A fun cultivation story, which plenty of cool magic, interesting philosophy, and wonderful worldbuilding
Stone Soul is the second book in eden Hudson’s Path of the Thunderbird series. This novel, perfect for fans of xianxia and cultivation stories, continues the story begun in Darkening Skies. In fact, it picks up almost immediately after the first book left off. We get to reunite with some of the more interesting characters from the first novel, and Hudson continues some excellent world building. There are some elements of the novel that didn’t work quite as well for me, however.
Where Hudson’s novel truly shines is in the worldbuilding and magic. The Uktena tribe, whom we met briefly in the first book, takes center stage in this one. Their culture and philosophy of life is absolutely fascinating. It’s very clearly described and feels incredibly authentic. Their take on cultivation, bettering oneself, and working toward perfect is absolutely fascinating. The various magic paths in this story continue to intrigue. We definitely get to learn more about the way magic works in this novel, and especially about how different cultures perceive magic and work to better themselves. This is always one of the things I love in cultivation stories, and it certainly shines here. There are plenty of moments when we see characters growing, being confronted with an opposing viewpoint or perspective, and having to wrestle with it. I enjoyed the way character development and progression in terms of magic are linked together. There are also some excellent, tense, action-packed fight sequences. Hudson excels at making you feel like you’re in the middle of the action. I enjoyed both the elements of the novel that were more focused on philosophy and the more action oriented sequences.

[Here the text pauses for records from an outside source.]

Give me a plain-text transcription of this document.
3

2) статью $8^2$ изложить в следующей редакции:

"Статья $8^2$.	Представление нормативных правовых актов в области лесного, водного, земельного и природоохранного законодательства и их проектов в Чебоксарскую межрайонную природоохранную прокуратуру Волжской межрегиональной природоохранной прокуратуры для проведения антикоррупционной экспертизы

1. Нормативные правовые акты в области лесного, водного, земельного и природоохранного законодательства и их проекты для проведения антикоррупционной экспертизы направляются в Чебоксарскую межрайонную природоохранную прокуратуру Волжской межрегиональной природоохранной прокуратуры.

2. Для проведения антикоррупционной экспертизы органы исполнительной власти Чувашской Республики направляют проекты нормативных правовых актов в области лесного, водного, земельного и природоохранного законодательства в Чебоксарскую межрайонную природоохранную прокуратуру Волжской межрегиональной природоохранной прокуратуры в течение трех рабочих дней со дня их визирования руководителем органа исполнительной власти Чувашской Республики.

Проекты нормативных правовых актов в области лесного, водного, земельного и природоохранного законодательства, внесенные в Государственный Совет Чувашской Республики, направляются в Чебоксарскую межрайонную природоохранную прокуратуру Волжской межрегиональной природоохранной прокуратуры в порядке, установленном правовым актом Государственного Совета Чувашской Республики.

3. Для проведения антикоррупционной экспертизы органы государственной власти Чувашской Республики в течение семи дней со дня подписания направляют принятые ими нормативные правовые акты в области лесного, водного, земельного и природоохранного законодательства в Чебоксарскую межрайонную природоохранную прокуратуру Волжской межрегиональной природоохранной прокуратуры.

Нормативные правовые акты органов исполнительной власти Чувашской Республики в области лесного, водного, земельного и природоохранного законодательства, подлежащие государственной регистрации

There were a few things that didn’t work for me, however. While I enjoyed the philosophical elements in the novel, there were sections that felt like they became too expositional. Interestingly, for me these sections were rarely focused on the philosophical, and were more oriented towards communicating summaries of the story or that sort of thing. There is a lot of telling and explanation in this novel, when I felt like the story might have been better served by showing the events actually happening. When the narrative becomes expositional, it felt like things were bogged down. The bigger issue for me, unfortunately, was that we get a lot more Koida in this novel. In the first novel, Koida was probably my least favorite character. Since she is undisputedly the main character in the second novel, I had a harder time really investing in the main narrative. Thankfully, there were sections devoted to other characters, and Koida did grow on me a little toward the end, but overall I still find her a less than interesting character. In the end, it also feels like the characters don’t make much progress in this one. There isn’t a great deal that actually happens in this novel, and that was a little disappointing. Overall, I still enjoyed the novel, but these elements kept me from it being a complete home run.
Stone Soul is a fun cultivation story, which plenty of cool magic, interesting philosophy, and wonderful worldbuilding. For those who didn’t connect with Koida in the first novel, this one may be a slog at times, but the overall story and plot remain intriguing.